JOHN ELWORTHY: I would keep a source of local radio. I certainly wouldn’t keep what I would consider a quasi-monster offering that we’ve got at the moment. I would certainly think that there is some more joined up local radio that is feasible. I would certainly believe that in terms of some of the programme outputtings a lot more independent producers should be given a chance. And I would certainly question whether we need as many channels as we’ve got. And I’d certainly question whether we need as many music channels as we’ve got. And it should be a commissioner of programmes rather than an instigator of them. And therefore you should also find your realistic way in the market place by being a lot more commercially proactive.
PAUL STAINTON: Right. So it would need to pay for itself would it? It would need to pay for itself. What about the services that perhaps couldn ‘t, like local radio perhaps? Would it have to go?
JOHN ELWORTHY: Well you keep saying local radio. For goodness sake, there are lots of other local radio stations kicking around.

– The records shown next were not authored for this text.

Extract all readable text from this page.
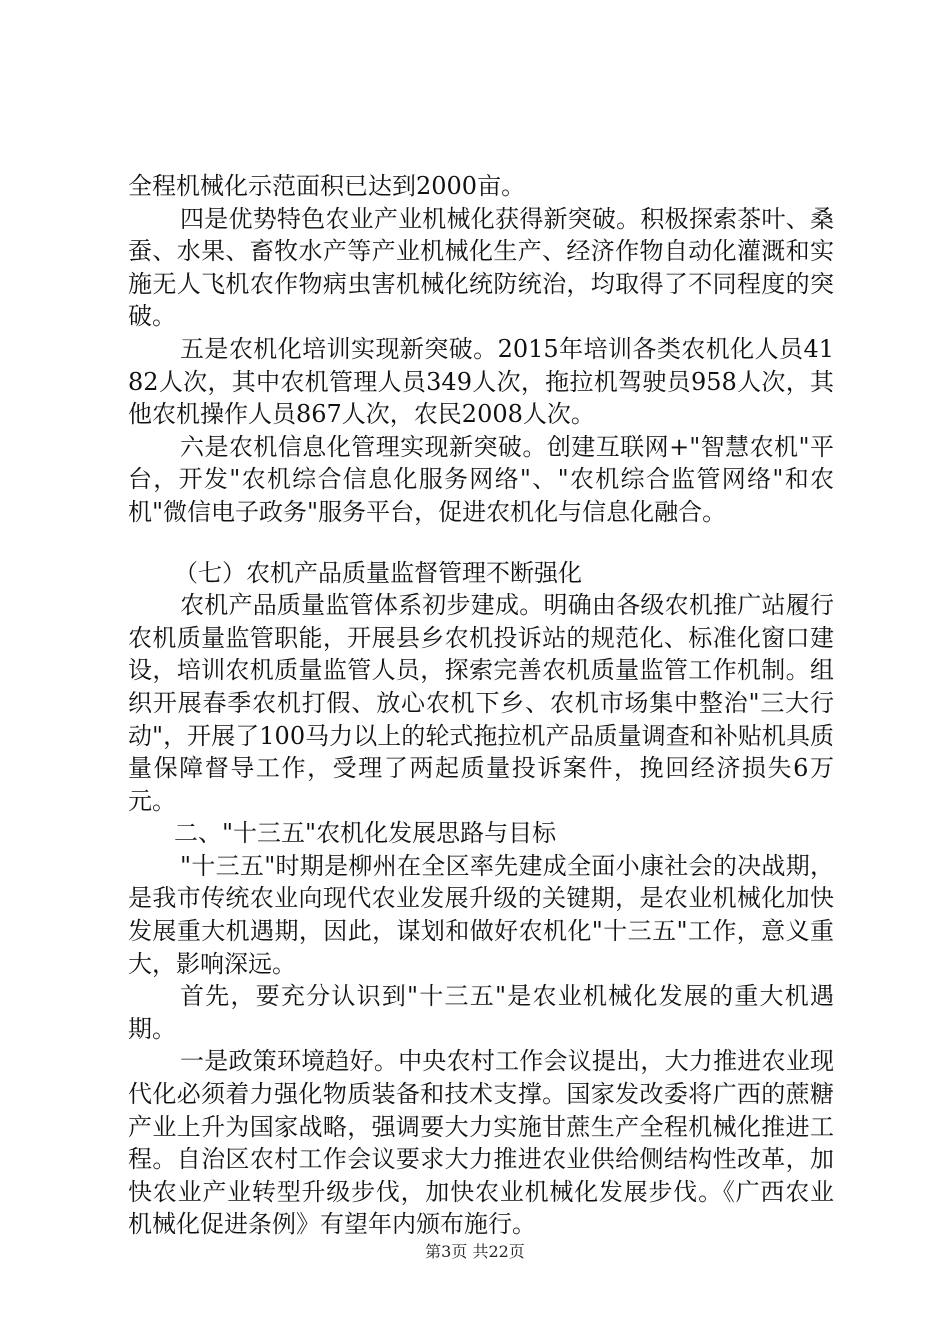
全程机械化示范面积已达到2000亩。

四是优势特色农业产业机械化获得新突破。积极探索茶叶、桑蚕、水果、畜牧水产等产业机械化生产、经济作物自动化灌溉和实施无人飞机农作物病虫害机械化统防统治，均取得了不同程度的突破。

五是农机化培训实现新突破。2015年培训各类农机化人员4182人次，其中农机管理人员349人次，拖拉机驾驶员958人次，其他农机操作人员867人次，农民2008人次。

六是农机信息化管理实现新突破。创建互联网+"智慧农机"平台，开发"农机综合信息化服务网络"、"农机综合监管网络"和农机"微信电子政务"服务平台，促进农机化与信息化融合。

（七）农机产品质量监督管理不断强化

农机产品质量监管体系初步建成。明确由各级农机推广站履行农机质量监管职能，开展县乡农机投诉站的规范化、标准化窗口建设，培训农机质量监管人员，探索完善农机质量监管工作机制。组织开展春季农机打假、放心农机下乡、农机市场集中整治"三大行动"，开展了100马力以上的轮式拖拉机产品质量调查和补贴机具质量保障督导工作，受理了两起质量投诉案件，挽回经济损失6万元。

二、"十三五"农机化发展思路与目标

"十三五"时期是柳州在全区率先建成全面小康社会的决战期，是我市传统农业向现代农业发展升级的关键期，是农业机械化加快发展重大机遇期，因此，谋划和做好农机化"十三五"工作，意义重大，影响深远。

首先，要充分认识到"十三五"是农业机械化发展的重大机遇期。

一是政策环境趋好。中央农村工作会议提出，大力推进农业现代化必须着力强化物质装备和技术支撑。国家发改委将广西的蔗糖产业上升为国家战略，强调要大力实施甘蔗生产全程机械化推进工程。自治区农村工作会议要求大力推进农业供给侧结构性改革，加快农业产业转型升级步伐，加快农业机械化发展步伐。《广西农业机械化促进条例》有望年内颁布施行。

第3页 共22页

PAUL STAINTON: No I’m just asking. If services couldn’t pay for themselves, would they have to bite the dust, whether it’s local radio or whether it’s Radio1?

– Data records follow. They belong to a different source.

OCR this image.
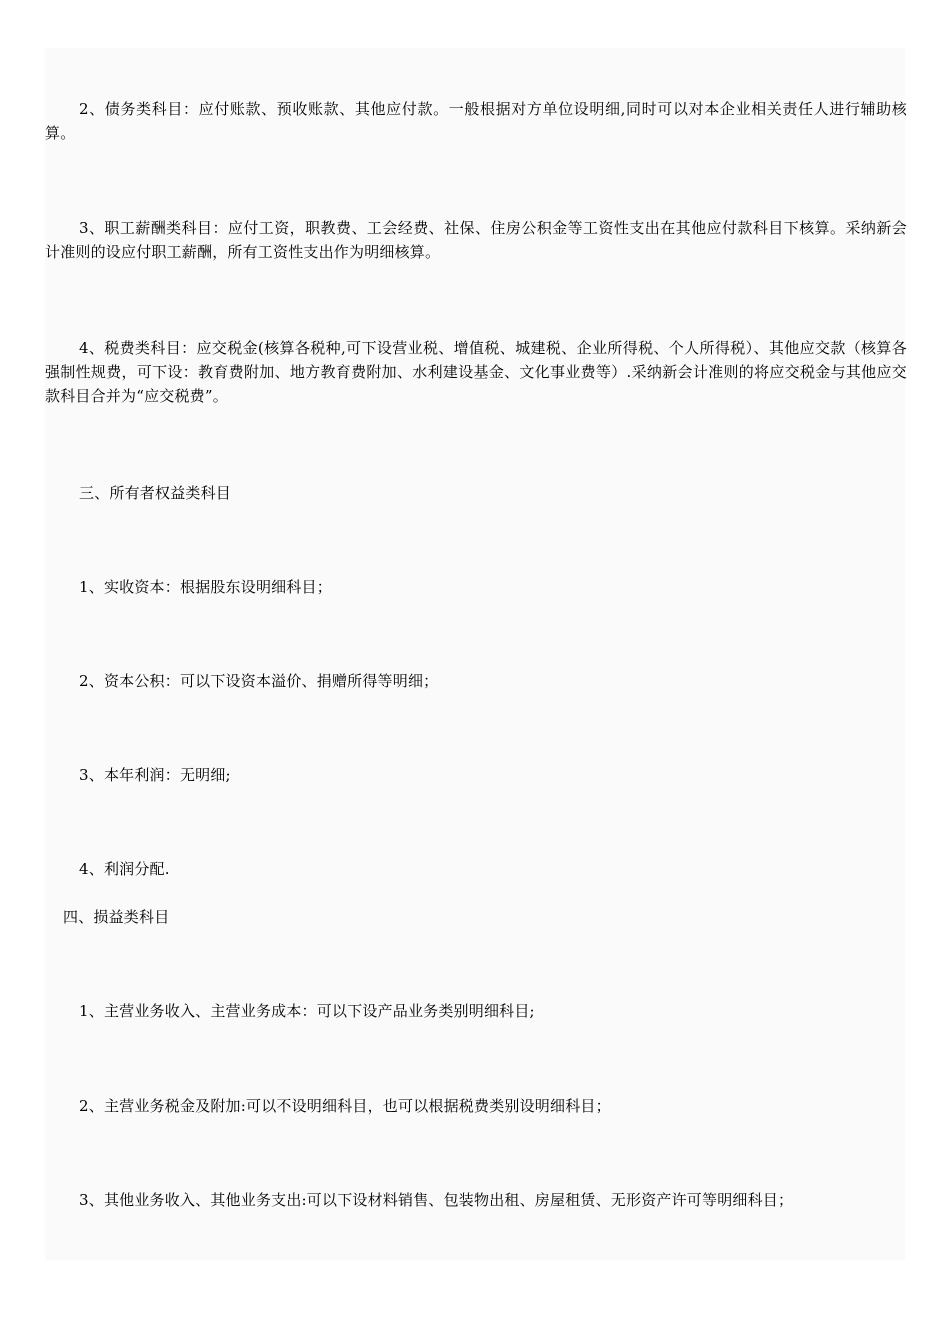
2、债务类科目：应付账款、预收账款、其他应付款。一般根据对方单位设明细,同时可以对本企业相关责任人进行辅助核算。

3、职工薪酬类科目：应付工资，职教费、工会经费、社保、住房公积金等工资性支出在其他应付款科目下核算。采纳新会计准则的设应付职工薪酬，所有工资性支出作为明细核算。

4、税费类科目：应交税金(核算各税种,可下设营业税、增值税、城建税、企业所得税、个人所得税）、其他应交款（核算各强制性规费，可下设：教育费附加、地方教育费附加、水利建设基金、文化事业费等）.采纳新会计准则的将应交税金与其他应交款科目合并为“应交税费”。

三、所有者权益类科目

1、实收资本：根据股东设明细科目；

2、资本公积：可以下设资本溢价、捐赠所得等明细；

3、本年利润：无明细;

4、利润分配.

四、损益类科目

1、主营业务收入、主营业务成本：可以下设产品业务类别明细科目;

2、主营业务税金及附加:可以不设明细科目，也可以根据税费类别设明细科目；

3、其他业务收入、其他业务支出:可以下设材料销售、包装物出租、房屋租赁、无形资产许可等明细科目；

JOHN ELWORTHY: Right, what comes first, the chicken or the egg? In the terms of commercial radio, you have to go and put a business proposition to a group of like-minded people to invest behind you. With the BBC that investment is taken as read. And I think the quality threshold for any expansion has got to be looked at, but I also think why not re-evaluate the whole purpose of the BBC? And if that means things like local radio, which I happen personally to enjoy .. in fact I don’t listen to a commercial local radio station. You’ve made it impossible for any other local commercial station to offer what you’re offering simply because you’re doing it in greater volume, you’ve got greater resources, and therefore you are in a non-competitive environment. So you can’t pretend that local radio competes on an even footing with commercial radio, because that’s absolute nonsense. You need to find a way of justifying the licence fee. I don’t think there is a way of justifying in this day and age. Therefore good luck to the new Culture Secretary. I look forward to his workings in this direction.
PAUL STAINTON: I’m laughing nervously. The one argument I’m going to throw at you then is you look at the last election. Some of the national tabloids, borderline propaganda for political parties. Don’t we need an independent press? SKY gets the accusation that it’s Murdoch bent.

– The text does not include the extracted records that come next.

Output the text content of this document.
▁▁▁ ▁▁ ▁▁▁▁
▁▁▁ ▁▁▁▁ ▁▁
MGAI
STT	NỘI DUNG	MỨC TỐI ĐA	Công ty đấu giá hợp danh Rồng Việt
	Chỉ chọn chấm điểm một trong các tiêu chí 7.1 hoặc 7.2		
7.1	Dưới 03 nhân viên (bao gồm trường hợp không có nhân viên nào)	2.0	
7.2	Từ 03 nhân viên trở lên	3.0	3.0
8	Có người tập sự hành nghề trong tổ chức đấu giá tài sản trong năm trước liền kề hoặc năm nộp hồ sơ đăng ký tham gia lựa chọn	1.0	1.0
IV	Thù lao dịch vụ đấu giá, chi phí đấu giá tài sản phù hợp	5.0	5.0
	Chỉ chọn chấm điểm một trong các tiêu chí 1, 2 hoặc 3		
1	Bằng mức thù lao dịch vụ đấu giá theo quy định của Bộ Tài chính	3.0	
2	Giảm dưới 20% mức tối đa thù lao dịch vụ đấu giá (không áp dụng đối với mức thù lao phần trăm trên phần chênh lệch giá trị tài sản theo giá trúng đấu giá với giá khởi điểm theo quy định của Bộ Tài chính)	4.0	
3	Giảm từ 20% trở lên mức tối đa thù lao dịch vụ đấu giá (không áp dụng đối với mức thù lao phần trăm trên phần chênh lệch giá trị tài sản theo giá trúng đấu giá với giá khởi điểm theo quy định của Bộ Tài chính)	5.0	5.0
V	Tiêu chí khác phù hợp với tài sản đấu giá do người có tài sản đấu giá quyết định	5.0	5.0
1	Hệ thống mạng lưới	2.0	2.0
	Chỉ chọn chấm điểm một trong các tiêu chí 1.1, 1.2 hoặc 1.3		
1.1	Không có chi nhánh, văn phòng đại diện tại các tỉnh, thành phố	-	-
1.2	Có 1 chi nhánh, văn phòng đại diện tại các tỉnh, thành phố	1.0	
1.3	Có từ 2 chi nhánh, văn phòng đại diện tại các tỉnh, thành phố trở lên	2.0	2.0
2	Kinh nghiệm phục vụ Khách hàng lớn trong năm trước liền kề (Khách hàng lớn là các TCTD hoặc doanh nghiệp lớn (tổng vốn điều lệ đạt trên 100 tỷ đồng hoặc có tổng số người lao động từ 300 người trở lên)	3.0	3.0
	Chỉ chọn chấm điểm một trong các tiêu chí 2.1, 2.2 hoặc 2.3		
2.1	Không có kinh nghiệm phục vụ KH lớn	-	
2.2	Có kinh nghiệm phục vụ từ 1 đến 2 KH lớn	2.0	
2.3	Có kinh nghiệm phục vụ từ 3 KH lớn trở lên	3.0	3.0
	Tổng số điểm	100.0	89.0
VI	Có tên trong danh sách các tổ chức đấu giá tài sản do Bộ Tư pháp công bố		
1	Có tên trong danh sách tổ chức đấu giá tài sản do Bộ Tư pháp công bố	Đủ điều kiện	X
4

JOHN ELWORTHY: Hang on a minute. We have an independent press.
PAUL STAINTON: Do we?
JOHN ELWORTHY: Of course we have an independent press. It’s a free market independent press. It’s the press that allows an entrepreneur. In Prickwillow in Cambridgeshire they wanted to go and start up the Prickwillow Times, as indeed did Eddie Shah. I worked for an entrepreneur in the ’70s and ’80s and launched a Sunday newspaper. It didn’t work, but he launched it. But he also launched a series of successful free papers and did it very well, and a lot of other people did so too. Why shouldn’t the commercial pressures, the commercial infrastructure that is there for every other business, be applied to the BBC? What is it Paul that makes your lot such a sacred cow that cannot be touched, up until now?
PAUL STAINTON: Let’s leave that question hanging John. What is it that makes the BBC so special? Is it special, or should it have to play by the rules that everybody else has to play with?